Robert Parsons retired in 1985 after 26 years as a Navy air-traffic controller, then spent several years in law enforcement before he developed a bad back and retired for good. After watching the value of his IRA shrink from $130,000 to $98,000 in just a few weeks this fall, he's wondering what he should do now to protect his nest egg. His investments may eventually recover, but, asks Parsons, "Do we have time for that?"
Time is of the essence if you're in your sixties. But you could live 20 or 30 more years, so it's no time to panic and abandon the fundamentals. You need cash for your immediate needs, but you also need growth via the stock market over the long term, says Stuart Ritter, a certified financial planner with T. Rowe Price. "You are not going to use all of your money in the next two years." Even if you're 65 or older, Ritter recommends keeping about 55% of your retirement savings in a diversified portfolio of stocks and stock mutual funds.
The Parsonses' investments are well diversified, but they need enough money on hand to cover their current expenses and any emergencies.
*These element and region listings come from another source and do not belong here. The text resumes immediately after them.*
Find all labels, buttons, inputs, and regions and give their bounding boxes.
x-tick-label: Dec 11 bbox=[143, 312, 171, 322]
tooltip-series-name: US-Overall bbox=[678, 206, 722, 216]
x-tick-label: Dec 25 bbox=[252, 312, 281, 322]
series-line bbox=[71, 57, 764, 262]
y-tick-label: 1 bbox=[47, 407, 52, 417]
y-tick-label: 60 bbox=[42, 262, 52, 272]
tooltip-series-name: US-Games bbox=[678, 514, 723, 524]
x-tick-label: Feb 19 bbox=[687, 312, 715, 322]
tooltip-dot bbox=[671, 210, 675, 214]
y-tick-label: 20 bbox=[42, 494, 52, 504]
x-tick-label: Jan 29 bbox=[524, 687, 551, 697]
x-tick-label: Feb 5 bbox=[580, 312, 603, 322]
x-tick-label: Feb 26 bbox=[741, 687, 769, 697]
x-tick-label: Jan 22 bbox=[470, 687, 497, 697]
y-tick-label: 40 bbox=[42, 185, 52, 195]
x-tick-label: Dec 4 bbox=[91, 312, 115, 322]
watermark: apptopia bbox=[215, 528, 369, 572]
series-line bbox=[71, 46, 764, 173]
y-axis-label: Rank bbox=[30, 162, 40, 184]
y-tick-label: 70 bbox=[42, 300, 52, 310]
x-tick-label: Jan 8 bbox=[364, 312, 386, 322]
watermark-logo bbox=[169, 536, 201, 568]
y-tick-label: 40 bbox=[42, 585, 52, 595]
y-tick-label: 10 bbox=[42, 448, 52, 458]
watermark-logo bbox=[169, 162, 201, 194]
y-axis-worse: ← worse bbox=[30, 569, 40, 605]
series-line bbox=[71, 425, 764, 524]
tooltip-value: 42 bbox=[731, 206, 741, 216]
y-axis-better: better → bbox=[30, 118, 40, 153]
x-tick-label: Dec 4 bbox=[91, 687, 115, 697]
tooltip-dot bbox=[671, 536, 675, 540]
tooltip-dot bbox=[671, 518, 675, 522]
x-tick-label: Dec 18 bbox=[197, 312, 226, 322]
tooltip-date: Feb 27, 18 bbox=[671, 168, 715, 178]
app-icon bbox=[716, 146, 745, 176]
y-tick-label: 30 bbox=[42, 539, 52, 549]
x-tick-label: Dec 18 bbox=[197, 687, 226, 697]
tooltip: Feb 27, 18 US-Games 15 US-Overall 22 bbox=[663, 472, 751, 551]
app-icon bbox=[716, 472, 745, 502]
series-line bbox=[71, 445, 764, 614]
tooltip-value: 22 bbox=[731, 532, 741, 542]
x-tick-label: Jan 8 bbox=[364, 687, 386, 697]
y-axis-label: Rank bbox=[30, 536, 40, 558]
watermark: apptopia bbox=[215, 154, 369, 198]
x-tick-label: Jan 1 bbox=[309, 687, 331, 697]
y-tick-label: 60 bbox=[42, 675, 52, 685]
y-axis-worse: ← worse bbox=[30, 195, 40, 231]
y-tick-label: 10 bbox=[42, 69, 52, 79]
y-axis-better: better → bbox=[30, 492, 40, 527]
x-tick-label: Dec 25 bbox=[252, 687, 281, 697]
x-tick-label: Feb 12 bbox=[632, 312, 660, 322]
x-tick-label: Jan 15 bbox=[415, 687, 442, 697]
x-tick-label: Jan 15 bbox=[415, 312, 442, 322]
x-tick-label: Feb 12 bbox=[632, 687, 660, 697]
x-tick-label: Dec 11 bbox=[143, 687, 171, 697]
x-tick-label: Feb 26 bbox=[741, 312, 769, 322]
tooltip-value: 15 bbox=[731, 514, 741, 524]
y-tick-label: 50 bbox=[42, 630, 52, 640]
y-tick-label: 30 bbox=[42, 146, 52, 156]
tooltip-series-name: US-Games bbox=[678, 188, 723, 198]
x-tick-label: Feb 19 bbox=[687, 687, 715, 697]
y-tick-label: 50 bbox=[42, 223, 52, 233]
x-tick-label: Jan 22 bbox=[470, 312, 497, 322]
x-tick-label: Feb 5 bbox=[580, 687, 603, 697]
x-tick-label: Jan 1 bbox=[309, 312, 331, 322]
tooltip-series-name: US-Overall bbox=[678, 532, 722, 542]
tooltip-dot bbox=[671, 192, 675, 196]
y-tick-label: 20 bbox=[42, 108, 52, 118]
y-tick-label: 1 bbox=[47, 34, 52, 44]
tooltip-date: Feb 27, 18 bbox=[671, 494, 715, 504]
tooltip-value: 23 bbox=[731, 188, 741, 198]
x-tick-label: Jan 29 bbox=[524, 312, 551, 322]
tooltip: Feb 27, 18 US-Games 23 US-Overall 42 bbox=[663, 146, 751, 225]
Marc Schindler, a certified financial planner in Bellaire, Tex., recommends keeping as much as two years' worth of expenses in cash, such as in a money-market account or short-term CD.
You won't need that much if, like the Parsonses, you have sources of guaranteed income (the couple have Robert's military pension and their Social Security checks). In fact, they don't plan to tap their IRA until they start taking required minimum distributions at age 70. And because Robert is a retired member of the military, Tricare for Life helps fill the gaps in Medicare and lowers the couple's out-of-pocket costs.
Retirees who aren't as fortunate can bolster their depleted savings by withdrawing less money than they had originally planned. One common guideline recommends withdrawing 4% of your savings in the first year of retirement, then bumping up your withdrawals by about 3% of the original balance every year to keep pace with inflation. But in a down market you'll do better if you base your 4% withdrawals on the reduced value of your nest egg, rather than the original balance, and temporarily discontinue those 3% increases.
You won't need to spend as much of your retirement savings if you boost your income. And combining part-time work with a hobby -- such as working at a golf course, garden center or veterinary clinic -- might also get you an employee discount.
In addition, working at an extra job for a few years after retirement could help you delay taking Social Security. And for each year after your normal retirement age that you hold off, your benefits will be increased by 8% for the rest of your life.
If you qualify for $1,600 a month at age 66, for example, delaying the start of benefits until you're 70 would bump up your benefit by about $500 a month (see the Retirement Estimator at www.socialsecurity.gov). All future cost-of-living increases would add to that higher base.